Mannu25251 · June 19, 2020, 1:11pm

suffix can be anything. I can treat all of the a single value rather than distinguish them on basis of suffix

vgersh99 · June 19, 2020, 1:12pm

so how would you distinguish this case (plane files) from the others?

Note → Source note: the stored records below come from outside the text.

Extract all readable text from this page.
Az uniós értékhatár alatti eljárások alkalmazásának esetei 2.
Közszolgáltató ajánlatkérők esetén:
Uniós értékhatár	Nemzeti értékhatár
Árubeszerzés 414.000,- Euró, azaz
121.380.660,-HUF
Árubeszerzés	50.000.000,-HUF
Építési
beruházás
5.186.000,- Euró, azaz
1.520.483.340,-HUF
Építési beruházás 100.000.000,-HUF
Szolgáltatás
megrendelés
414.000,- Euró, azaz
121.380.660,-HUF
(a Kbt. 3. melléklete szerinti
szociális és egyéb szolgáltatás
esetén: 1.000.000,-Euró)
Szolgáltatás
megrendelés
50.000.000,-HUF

Mannu25251 · June 19, 2020, 1:15pm

cat example.txt | awk '{if(substr($1, 1, 1) == "s") {print$0","p} else {print $0}}{p=$0}' | grep -vE '^f.*/' |sed 's/ s,/,/;s/ f$//;s/^f//;s/,f/,/;s/^s//g' > example2.txt

$cat parser.sh
input_file=$1

while read line
do
  check=$( echo $line | grep ',' | wc -l )
  if [[ $check -ge 1 ]]
  then
     echo $line,file
  else
     grep -w "$line" $input_file | awk -F ',' '{print $1}' | grep -E '[0-9]*' |\
     awk -vcasenum=$line '{sum+=$0;}END{print sum","casenum",""directory";}'
  fi
done < $input_file

$ ./parser.sh example2.txt

This code somehow serve the purpose

vgersh99 · June 19, 2020, 1:25pm

try this:

BEGIN {
  OFS=","
}
(/\// || (!/\// && /[.]/)) && $2=="f" {
    d=(/\//)?substr($1,2,index($1,"/")-2) : substr($1,2)
    f=substr($1,2)
    fA[d][f]
}
$2=="s" {
    s=substr($1,2)
    fA[d][f]=s
    dAs[d]+=s
    #printf("%s%s%s%sfile\n", fA[d][f], OFS, f, OFS)
}
END {
   PROCINFO["sorted_in"]="@ind_str_asc"
   for(d in dAs) {
     print dAs[d], d, "directory"
     for (f in fA[d])
       printf("%s%s%s%sfile\n", fA[d][f], OFS, f, OFS)
   }
}

results in:

450686,44942,directory
2018,44942/Add.cpp,file
3645,44942/Add2Numerics.cpp,file
2018,44942/Add_scalar.cpp,file
2217,44942/check_count_transform.cpp,file
2402,44942/column_name.cpp,file
426312,44942/column_name.so,file
2801,44942/count_analytic1.cpp,file
9273,44942/getperIns.sql,file
4712,ALTER_PART,directory
2747,ALTER_PART/add_projection_refresh_test.sql,file
1965,ALTER_PART/alter_partition_neg_test_1.sql,file
9702,ALTER_PARTITION,directory
2747,ALTER_PARTITION/add_projection_refresh_test.sql,file
1965,ALTER_PARTITION/alter_partition_neg_test_1.sql,file
2494,ALTER_PARTITION/alter_partition_neg_test_2.sql,file
2496,ALTER_PARTITION/alter_partition_positive_test_1.sql,file
123,test.csv,directory
123,test.csv,file

Mannu25251 · June 20, 2020, 11:15am

Awesome! It works. Thank you! You are a champ

system · August 19, 2020, 11:16am

This topic was automatically closed 60 days after the last reply. New replies are no longer allowed.